Editor's Note – Sentences


Is it a prose poem? A flash fiction piece? Random thoughts or an ingeniously structured argument? Deceptively simple or cunningly complex? The thing about hybrid writing is that you can never be sure.

We asked for submissions that challenge the definitions, ignore the boundaries, and laugh at the rules. The results were amazing. Our final picks were based not only on what we “liked” best, but also on what seemed to convey mood, essence and power through its very structure. At times we felt ourselves to be reckoning with the furthest reaches of creativity and imagination. It is always challenging to create something original, but when an artist succeeds in walking the fine line between innovative and indulgent, and manages to produce a work that expresses old truths in surprising ways, the boundaries of our own collective imagination stretch a little wider. Our interview with Abby Beckel and Kathleen Rooney, the co-founders of Rose Metal Press, offers a look at how this vision plays out in the world of publishing.

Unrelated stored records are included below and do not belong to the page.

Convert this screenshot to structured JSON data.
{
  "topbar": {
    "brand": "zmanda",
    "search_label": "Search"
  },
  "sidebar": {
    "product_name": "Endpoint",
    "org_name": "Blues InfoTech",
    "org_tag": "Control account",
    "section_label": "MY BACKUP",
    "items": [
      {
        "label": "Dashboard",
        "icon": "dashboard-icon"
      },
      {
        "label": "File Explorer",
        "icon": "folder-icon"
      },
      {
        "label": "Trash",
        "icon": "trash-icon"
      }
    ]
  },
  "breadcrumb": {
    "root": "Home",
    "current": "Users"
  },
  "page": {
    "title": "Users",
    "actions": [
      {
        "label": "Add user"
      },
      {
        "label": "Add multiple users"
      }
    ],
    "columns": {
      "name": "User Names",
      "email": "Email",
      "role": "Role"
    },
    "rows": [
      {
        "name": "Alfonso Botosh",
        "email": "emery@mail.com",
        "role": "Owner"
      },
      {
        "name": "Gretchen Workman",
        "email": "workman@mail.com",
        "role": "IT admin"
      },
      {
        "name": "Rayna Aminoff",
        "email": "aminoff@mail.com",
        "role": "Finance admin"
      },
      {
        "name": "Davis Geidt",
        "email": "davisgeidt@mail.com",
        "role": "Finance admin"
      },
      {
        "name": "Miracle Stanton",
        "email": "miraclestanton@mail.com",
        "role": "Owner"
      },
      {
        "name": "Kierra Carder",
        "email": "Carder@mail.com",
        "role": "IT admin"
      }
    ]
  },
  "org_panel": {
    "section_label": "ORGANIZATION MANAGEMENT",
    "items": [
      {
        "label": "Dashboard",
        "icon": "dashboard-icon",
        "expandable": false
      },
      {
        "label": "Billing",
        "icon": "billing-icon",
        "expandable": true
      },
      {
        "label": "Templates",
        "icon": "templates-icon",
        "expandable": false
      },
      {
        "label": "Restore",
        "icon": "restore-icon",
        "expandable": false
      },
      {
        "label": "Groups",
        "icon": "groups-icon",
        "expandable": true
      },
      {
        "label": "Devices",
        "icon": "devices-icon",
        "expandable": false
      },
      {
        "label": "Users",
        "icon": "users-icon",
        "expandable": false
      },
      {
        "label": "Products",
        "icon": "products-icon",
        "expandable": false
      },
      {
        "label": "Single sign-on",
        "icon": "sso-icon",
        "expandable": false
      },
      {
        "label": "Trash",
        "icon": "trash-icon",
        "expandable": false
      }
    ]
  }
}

But structure isn’t the only way that hybridity makes itself felt in these pieces. In some cases, it plays out in a unique use and/or juxtaposition of registers, voices, or themes. In others, it’s the way language crosses borders and accumulates unexpected perspective. It can play out in the use of the page as a visual canvas—enabling words, space, black, white, shapes and lines to work together to create an fusion of text and image. Still others were chosen for their ability to convey meaning and depth in a few brief lines. But no matter how each of these pieces “works”, every selection in this issue is striking and thought provoking in its unique mode of expression.

Because Sentences is about rejecting labels, we’ve decided to forgo a traditional Table of Contents. Imagine this issue to be a party. Open the door. Walk in. Grab a drink and head for a conversation with a fascinating stranger.